The amount of spending that private pharmas do on R&D is larger than public drug R&D spending in the US. Moreover, the public spending tends to be either general research or finding potential "targets" that could turn into drugs - which is not the same thing as developing drugs. Actually testing all those targets (most of which will turn out bad, because finding targets is the easier part), turning them into drugs,  putting them through multiple rounds of testing to satisfy safety rules - that's largely done at the private sector level. 

You occasionally see proposals for alternatives to the existing system. I'd love to see public efforts do more to test drugs, but I don't like the idea of moving towards a fully publicly directed system for drug research. One of the advantages of the existing system is that it encourages companies to try all kinds of drugs as long as they can potentially make a profit off of them, which is good because we don't tend to know in advance where the "low-hanging fruit" is when it comes to drug discoveries. A publicly directed system could pour a ton of money into a particular kind of research with little to show for it for years because it's popular and has political support, while a bunch of potential other easy discoveries go little touched for lack of funding. 

As for antibiotics, the lack of discovery of those has more to do with it being really hard to find new ones that work and aren't toxic. A number of the existing "last line" antibiotics are already pretty toxic (Colistin is nasty on your kidneys, for example). 

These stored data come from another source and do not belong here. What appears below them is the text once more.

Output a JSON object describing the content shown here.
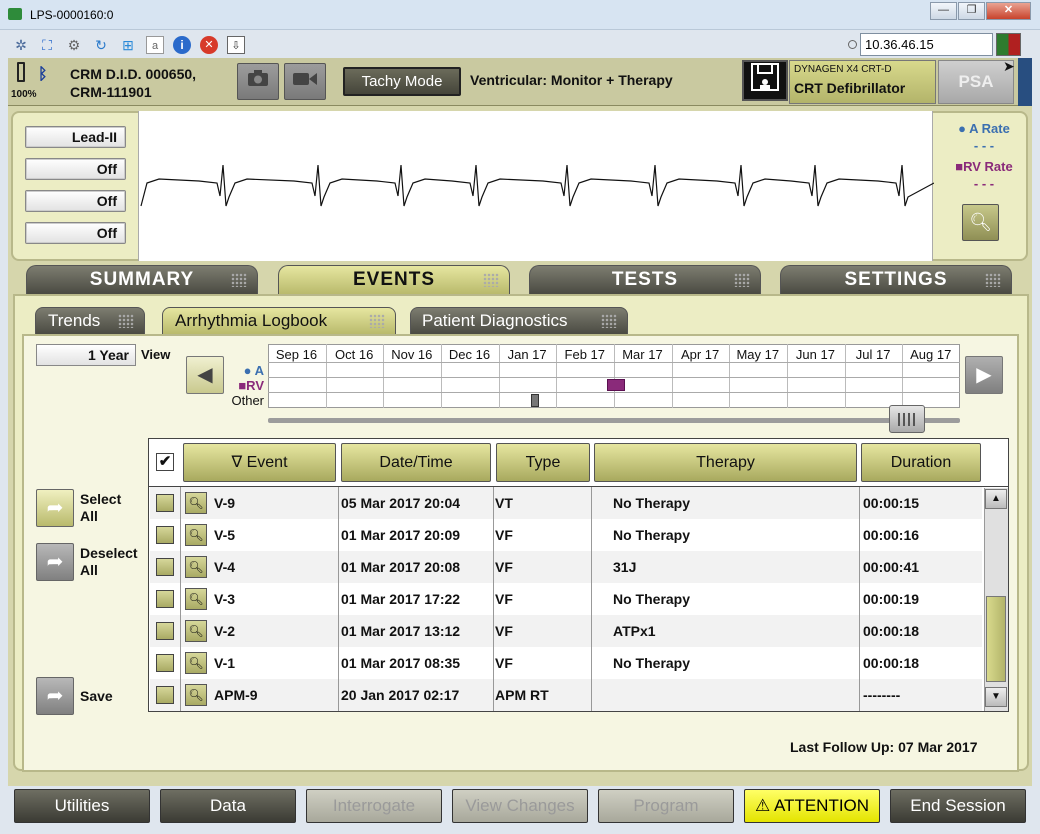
{
  "window": {
    "title": "LPS-0000160:0",
    "minimize": "—",
    "maximize": "❐",
    "close": "✕"
  },
  "toolbar": {
    "ip_address": "10.36.46.15"
  },
  "header": {
    "battery_pct": "100%",
    "device_id_line1": "CRM D.I.D. 000650,",
    "device_id_line2": "CRM-111901",
    "tachy_mode_label": "Tachy Mode",
    "ventricular_mode": "Ventricular: Monitor + Therapy",
    "device_model": "DYNAGEN X4 CRT-D",
    "device_type": "CRT Defibrillator",
    "psa_label": "PSA"
  },
  "ecg": {
    "leads": [
      "Lead-II",
      "Off",
      "Off",
      "Off"
    ],
    "a_rate_label": "A Rate",
    "a_rate_value": "- - -",
    "rv_rate_label": "RV Rate",
    "rv_rate_value": "- - -",
    "a_color": "#3b6fb0",
    "rv_color": "#8a2a7a"
  },
  "main_tabs": [
    "SUMMARY",
    "EVENTS",
    "TESTS",
    "SETTINGS"
  ],
  "sub_tabs": [
    "Trends",
    "Arrhythmia Logbook",
    "Patient Diagnostics"
  ],
  "timeline": {
    "span_label": "1 Year",
    "view_label": "View",
    "months": [
      "Sep 16",
      "Oct 16",
      "Nov 16",
      "Dec 16",
      "Jan 17",
      "Feb 17",
      "Mar 17",
      "Apr 17",
      "May 17",
      "Jun 17",
      "Jul 17",
      "Aug 17"
    ],
    "row_labels": [
      "A",
      "RV",
      "Other"
    ]
  },
  "side": {
    "select_all": "Select All",
    "deselect_all": "Deselect All",
    "save": "Save"
  },
  "table": {
    "headers": {
      "event": "Event",
      "datetime": "Date/Time",
      "type": "Type",
      "therapy": "Therapy",
      "duration": "Duration"
    },
    "rows": [
      {
        "event": "V-9",
        "datetime": "05 Mar 2017 20:04",
        "type": "VT",
        "therapy": "No Therapy",
        "duration": "00:00:15"
      },
      {
        "event": "V-5",
        "datetime": "01 Mar 2017 20:09",
        "type": "VF",
        "therapy": "No Therapy",
        "duration": "00:00:16"
      },
      {
        "event": "V-4",
        "datetime": "01 Mar 2017 20:08",
        "type": "VF",
        "therapy": "31J",
        "duration": "00:00:41"
      },
      {
        "event": "V-3",
        "datetime": "01 Mar 2017 17:22",
        "type": "VF",
        "therapy": "No Therapy",
        "duration": "00:00:19"
      },
      {
        "event": "V-2",
        "datetime": "01 Mar 2017 13:12",
        "type": "VF",
        "therapy": "ATPx1",
        "duration": "00:00:18"
      },
      {
        "event": "V-1",
        "datetime": "01 Mar 2017 08:35",
        "type": "VF",
        "therapy": "No Therapy",
        "duration": "00:00:18"
      },
      {
        "event": "APM-9",
        "datetime": "20 Jan 2017 02:17",
        "type": "APM RT",
        "therapy": "",
        "duration": "--------"
      }
    ]
  },
  "last_follow_up": {
    "label": "Last Follow Up:",
    "value": "07 Mar 2017"
  },
  "bottom": {
    "utilities": "Utilities",
    "data": "Data",
    "interrogate": "Interrogate",
    "view_changes": "View Changes",
    "program": "Program",
    "attention": "ATTENTION",
    "end_session": "End Session"
  }
}
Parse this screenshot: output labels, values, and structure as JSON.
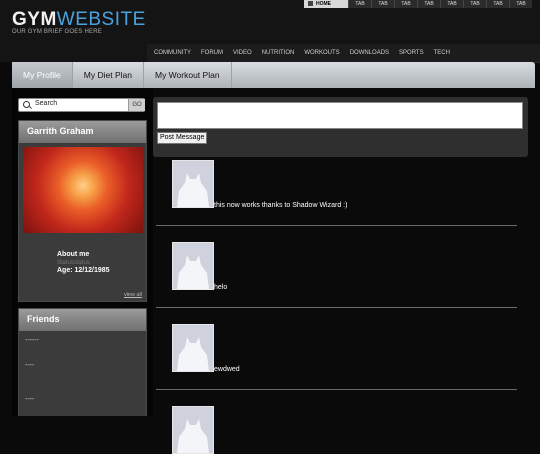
{
  "logo": {
    "main": "GYM",
    "accent": "WEBSITE",
    "tagline": "OUR GYM BRIEF GOES HERE"
  },
  "top_tabs": [
    "HOME",
    "TAB",
    "TAB",
    "TAB",
    "TAB",
    "TAB",
    "TAB",
    "TAB",
    "TAB"
  ],
  "main_nav": [
    "COMMUNITY",
    "FORUM",
    "VIDEO",
    "NUTRITION",
    "WORKOUTS",
    "DOWNLOADS",
    "SPORTS",
    "TECH"
  ],
  "page_tabs": [
    "My Profile",
    "My Diet Plan",
    "My Workout Plan"
  ],
  "search": {
    "placeholder": "Search",
    "go_label": "GO"
  },
  "profile": {
    "name": "Garrith Graham",
    "about_label": "About me",
    "status": "Statusstatus",
    "age": "Age: 12/12/1985",
    "view_all": "view all"
  },
  "friends": {
    "title": "Friends",
    "items": [
      "------",
      "----",
      "----"
    ]
  },
  "post_form": {
    "button_label": "Post Message"
  },
  "posts": [
    {
      "text": "this now works thanks to Shadow Wizard :)"
    },
    {
      "text": "helo"
    },
    {
      "text": "ewdwed"
    },
    {
      "text": ""
    }
  ],
  "colors": {
    "background": "#0a0a0a",
    "accent": "#4aa3df",
    "tab_bar": "#c5c9cd"
  }
}
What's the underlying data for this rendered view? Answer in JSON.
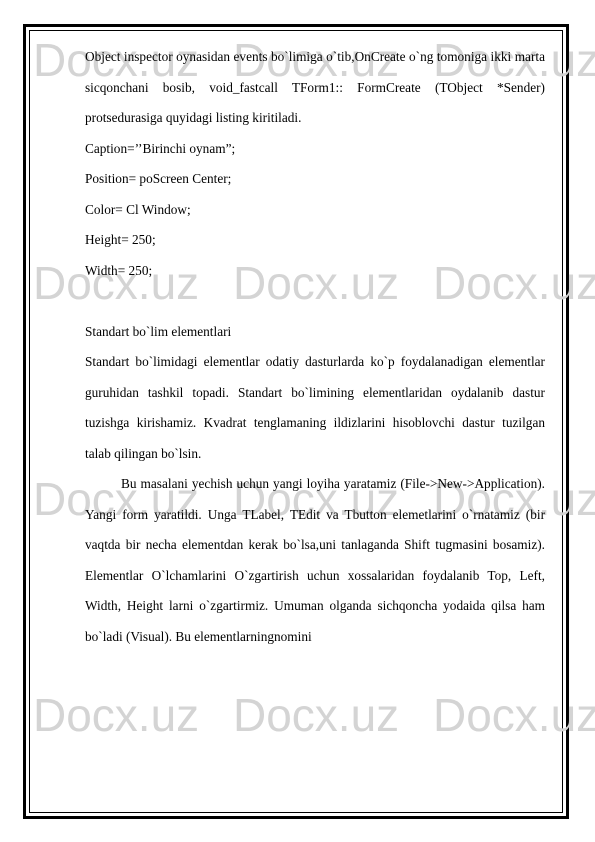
{
  "watermark": {
    "text": "Docx.uz"
  },
  "document": {
    "paragraph_intro": "Object inspector oynasidan events bo`limiga o`tib,OnCreate o`ng tomoniga ikki marta sicqonchani bosib, void_fastcall TForm1:: FormCreate (TObject *Sender) protsedurasiga quyidagi listing kiritiladi.",
    "code_lines": [
      "Caption=’’Birinchi oynam”;",
      "Position= poScreen Center;",
      "Color= Cl Window;",
      "Height= 250;",
      "Width= 250;"
    ],
    "section_heading": "Standart bo`lim elementlari",
    "paragraph_standard": "Standart bo`limidagi elementlar odatiy dasturlarda ko`p foydalanadigan elementlar guruhidan tashkil topadi. Standart bo`limining elementlaridan oydalanib dastur tuzishga kirishamiz. Kvadrat tenglamaning ildizlarini hisoblovchi dastur tuzilgan talab qilingan bo`lsin.",
    "paragraph_task": "Bu masalani yechish uchun yangi loyiha yaratamiz (File->New->Application). Yangi form yaratildi. Unga TLabel, TEdit va Tbutton elemetlarini o`rnatamiz (bir vaqtda bir necha elementdan kerak bo`lsa,uni tanlaganda Shift tugmasini bosamiz). Elementlar O`lchamlarini O`zgartirish uchun xossalaridan foydalanib Top, Left, Width, Height larni o`zgartirmiz. Umuman olganda sichqoncha yodaida qilsa ham bo`ladi (Visual). Bu elementlarningnomini"
  }
}
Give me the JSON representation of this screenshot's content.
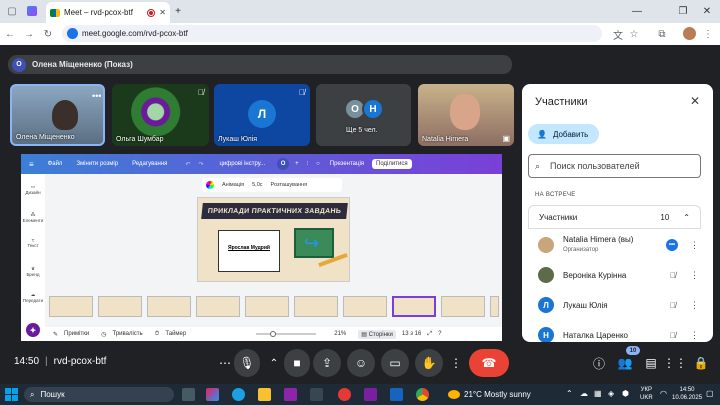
{
  "browser": {
    "tab_title": "Meet – rvd-pcox-btf",
    "url": "meet.google.com/rvd-pcox-btf",
    "new_tab_glyph": "+",
    "close_tab_glyph": "✕"
  },
  "presenter": {
    "initial": "О",
    "label": "Олена Міщененко (Показ)"
  },
  "tiles": [
    {
      "name": "Олена Міщененко"
    },
    {
      "name": "Ольга Шумбар"
    },
    {
      "name": "Лукаш Юлія",
      "initial": "Л"
    },
    {
      "name": "Ще 5 чел.",
      "initials": [
        "О",
        "Н"
      ]
    },
    {
      "name": "Natalia Himera"
    }
  ],
  "canva": {
    "menu_file": "Файл",
    "resize": "Змінити розмір",
    "edit": "Редагування",
    "doc_title": "цифрові інстру...",
    "present": "Презентація",
    "share": "Поділитися",
    "side_items": [
      "Дизайн",
      "Елементи",
      "Текст",
      "Бренд",
      "Передати"
    ],
    "toolbar_animation": "Анімація",
    "toolbar_duration": "5,0с",
    "toolbar_position": "Розташування",
    "slide_title": "ПРИКЛАДИ ПРАКТИЧНИХ ЗАВДАНЬ",
    "slide_author": "Ярослав Мудрий",
    "bottom_notes": "Примітки",
    "bottom_duration": "Тривалість",
    "bottom_timer": "Таймер",
    "zoom": "21%",
    "pages_label": "Сторінки",
    "page_counter": "13 з 16"
  },
  "panel": {
    "title": "Участники",
    "add_button": "Добавить",
    "search_placeholder": "Поиск пользователей",
    "section": "НА ВСТРЕЧЕ",
    "group_label": "Участники",
    "group_count": "10",
    "participants": [
      {
        "name": "Natalia Himera (вы)",
        "sub": "Организатор"
      },
      {
        "name": "Вероніка Курінна",
        "sub": ""
      },
      {
        "name": "Лукаш Юлія",
        "sub": "",
        "initial": "Л"
      },
      {
        "name": "Наталка Царенко",
        "sub": "",
        "initial": "Н"
      }
    ]
  },
  "meeting": {
    "time": "14:50",
    "separator": "|",
    "code": "rvd-pcox-btf",
    "people_badge": "10"
  },
  "taskbar": {
    "search": "Пошук",
    "weather": "21°C  Mostly sunny",
    "lang1": "УКР",
    "lang2": "UKR",
    "clock": "14:50",
    "date": "10.06.2025"
  },
  "colors": {
    "meet_dark": "#202124",
    "accent_blue": "#1a73e8",
    "end_call_red": "#ea4335",
    "panel_add_bg": "#c2e7ff"
  }
}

EDIT: For the OP, it's not so much about a specific profit number as it is about preventing particular kinds of predatory practices. Having the US government negotiate drug prices for a single-payer system would be good. Blocking companies from drastically raising the prices of drugs long out of patent would be good (or at least cap the increase to a certain percentage per year). Allowing for matching approval of drugs with other countries whom we believe have adequate FDA-style approval of drugs would be good.